Law No. 13,792/19, published in the Official Federal Gazette on January 4, provides more flexibility to limited liability companies by reducing the capital stock necessary for dismissal of managing partners named in the articles of association from a two-thirds majority to a simple majority, without preventing the partners from agreeing, if they so wish, to any greater minimum. This amendment, made in article 1,063, first paragraph, of the Civil Code, will allow majority partners to remove minority partners from the position of manager more quickly, thus avoiding extended disputes that could affect a company’s operation.

In addition, the amendment of article 1,085, sole paragraph, provides that only companies with more than two partners must convene a general meeting or special meeting to exclude a minority partner (when provided for in the articles of association) in order to guarantee the right of defense to the partner excluded.

In limited liability companies with only two partners, therefore, the process becomes more flexible and less bureaucratic, as they are exempted from convening a meeting to exclude a member, thus assuming that such a meeting would be of no effect.

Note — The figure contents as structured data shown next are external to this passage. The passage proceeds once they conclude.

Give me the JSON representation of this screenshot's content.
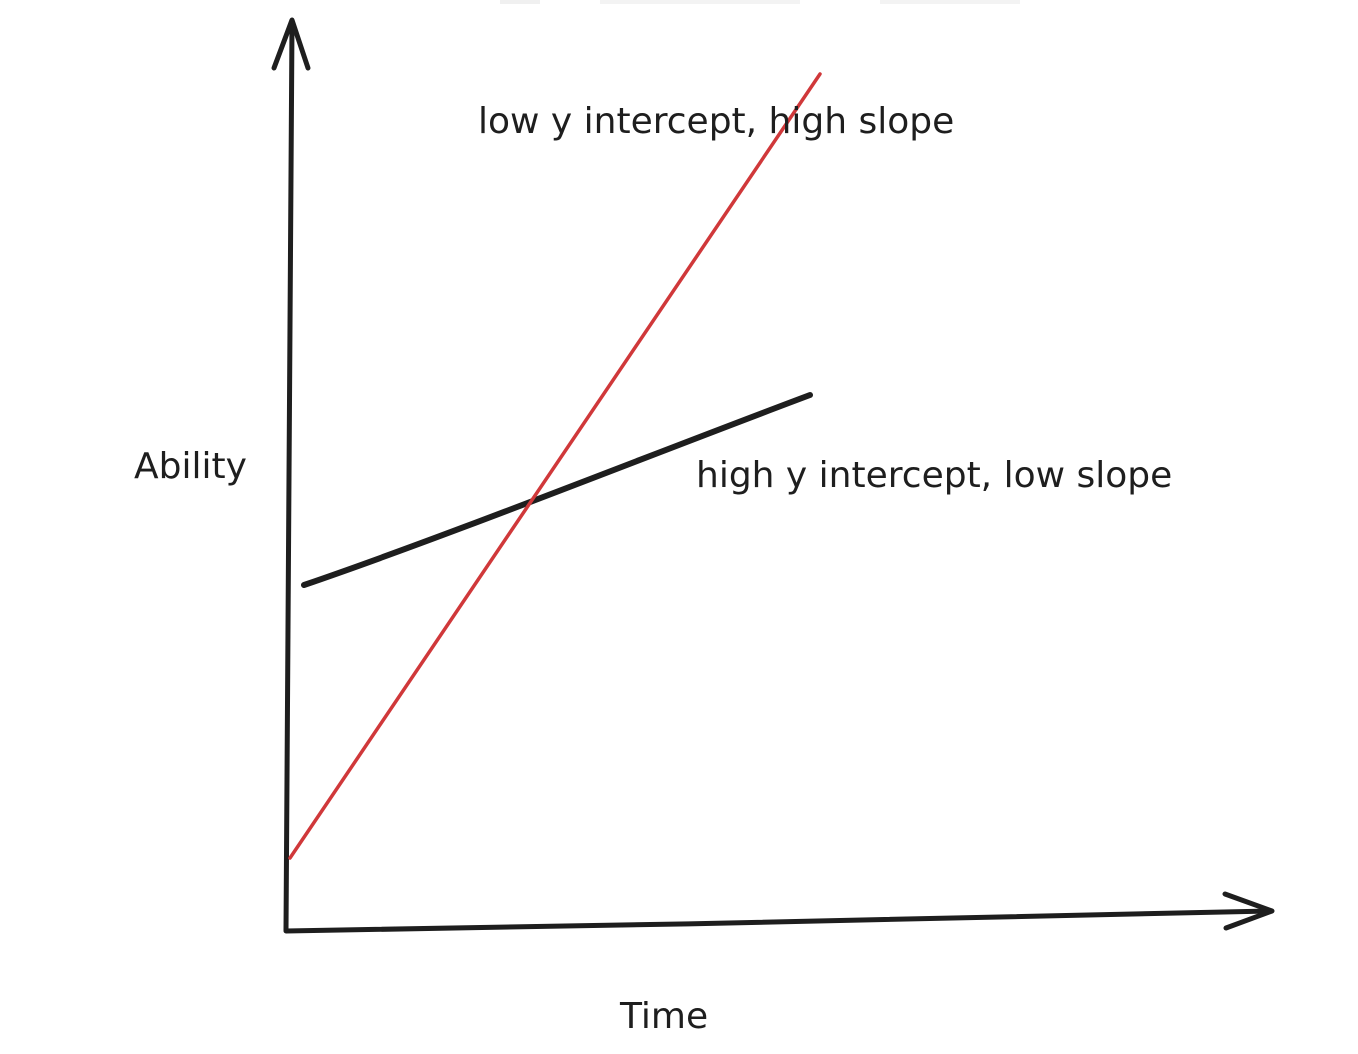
{
  "diagram": {
    "axes": {
      "x_label": "Time",
      "y_label": "Ability"
    },
    "lines": [
      {
        "id": "red-line",
        "label": "low y intercept, high slope",
        "color": "#d0383a"
      },
      {
        "id": "black-line",
        "label": "high y intercept, low slope",
        "color": "#1e1e1e"
      }
    ],
    "colors": {
      "axis": "#1e1e1e",
      "text": "#1e1e1e"
    }
  }
}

If, on the one hand, the legislative amendment aims at preserving the proper functioning of the company, from the point of view of minority partners the measure represents a source of legal uncertainty, since they will have to resort directly to the Judiciary, and no longer to a meeting of quotaholders, to challenge any violations of their rights.

An amendment to the minimum vote for removal of a partner appointed as manager in the articles of association should not cause further discussion, but exempting a general meeting for the purpose of excluding a partner in a limited liability company that has only two partners may become controversial if it constitutes a form of reducing rights of minority partners. It remains to be seen how these matters will be understood by the boards of trade and how new case law will be formed regarding the exclusion of partners in companies with two partners.